L’Open Banking : une nouvelle ère de services financiers
L’Open Banking est sans doute l’innovation la plus visible de la DSP2. Il s’agit d’un système qui permet aux clients de partager leurs données bancaires avec des tiers de confiance, via des interfaces sécurisées (API). Ce partage ne peut se faire qu’avec le consentement explicite du client, qui garde un contrôle total sur l’accès à ses informations.
Quels sont les acteurs de l’Open Banking ?
L’Open Banking repose sur une collaboration entre plusieurs acteurs clés, chacun jouant un rôle essentiel pour transformer l’expérience bancaire et financière des utilisateurs. Voici les principaux intervenants :
- Les banques : elles doivent mettre à disposition des API sécurisées pour permettre l’accès aux données.

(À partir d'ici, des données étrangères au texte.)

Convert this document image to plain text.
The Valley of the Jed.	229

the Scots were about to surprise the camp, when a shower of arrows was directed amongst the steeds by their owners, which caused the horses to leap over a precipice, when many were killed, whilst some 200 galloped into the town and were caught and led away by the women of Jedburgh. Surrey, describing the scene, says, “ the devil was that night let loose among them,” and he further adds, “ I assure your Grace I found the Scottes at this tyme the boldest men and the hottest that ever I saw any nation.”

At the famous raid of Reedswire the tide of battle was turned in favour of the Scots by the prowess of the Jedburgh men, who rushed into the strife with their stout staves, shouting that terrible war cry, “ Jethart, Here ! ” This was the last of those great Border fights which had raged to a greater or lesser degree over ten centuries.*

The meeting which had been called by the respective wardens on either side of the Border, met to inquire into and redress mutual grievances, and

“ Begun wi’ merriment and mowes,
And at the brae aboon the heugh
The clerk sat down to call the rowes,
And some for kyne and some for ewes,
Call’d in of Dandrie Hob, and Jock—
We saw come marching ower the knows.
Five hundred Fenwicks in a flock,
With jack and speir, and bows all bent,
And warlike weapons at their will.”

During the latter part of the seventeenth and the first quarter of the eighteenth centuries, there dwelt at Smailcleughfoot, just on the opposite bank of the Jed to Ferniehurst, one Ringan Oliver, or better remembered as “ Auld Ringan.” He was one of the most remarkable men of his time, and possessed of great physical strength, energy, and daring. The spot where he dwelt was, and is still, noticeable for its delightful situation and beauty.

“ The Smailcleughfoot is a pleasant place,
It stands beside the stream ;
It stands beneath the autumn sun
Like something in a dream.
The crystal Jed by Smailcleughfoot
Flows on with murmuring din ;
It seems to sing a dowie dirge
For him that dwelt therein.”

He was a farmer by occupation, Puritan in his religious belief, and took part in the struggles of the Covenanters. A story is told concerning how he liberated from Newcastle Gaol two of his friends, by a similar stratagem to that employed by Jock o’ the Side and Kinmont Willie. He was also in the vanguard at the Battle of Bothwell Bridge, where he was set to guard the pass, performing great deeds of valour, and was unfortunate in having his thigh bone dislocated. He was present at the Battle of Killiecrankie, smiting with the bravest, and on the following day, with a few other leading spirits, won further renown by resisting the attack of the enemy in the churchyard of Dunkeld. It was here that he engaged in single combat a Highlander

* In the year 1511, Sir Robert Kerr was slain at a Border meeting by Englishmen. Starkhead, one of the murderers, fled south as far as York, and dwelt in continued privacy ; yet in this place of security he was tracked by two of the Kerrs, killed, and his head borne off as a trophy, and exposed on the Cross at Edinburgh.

- Les fintechs et agrégateurs : appelés AISP (fournisseur de services d’information sur les comptes) ou PISP (prestataire de services d’initiation de paiement), ils utilisent ces données pour proposer des services innovants, comme des outils de gestion de budget ou des solutions de paiement simplifiées.
- Les consommateurs qui bénéficient d’une meilleure visibilité sur leurs finances et d’un accès à des services personnalisés.
Quelques exemples concrets
Grâce à l’Open Banking, de nouvelles solutions bancaires voient le jour :
- Les applications de gestion financière qui agrègent les comptes de plusieurs banques en un seul tableau de bord, permettant aux utilisateurs de suivre leurs dépenses en temps réel.
- Les services de paiement instantané en un clic, sans avoir à saisir les coordonnées bancaires du bénéficiaire.
- Les comparateurs de produits financiers qui aident les consommateurs à trouver les offres les plus avantageuses (comptes courants, crédits, assurances).
- Bien que l’Open Banking offre des avantages concrets, son adoption par le grand public reste lente.
Pour conclure, à l’heure où la technologie financière évolue à un rythme soutenu, la DSP2 illustre une évidence : l’innovation ne peut se faire sans sécurité, ni sans la confiance des utilisateurs. Son succès dépendra de la capacité de tous les acteurs à travailler ensemble, dans l’intérêt des consommateurs et de l’économie européenne.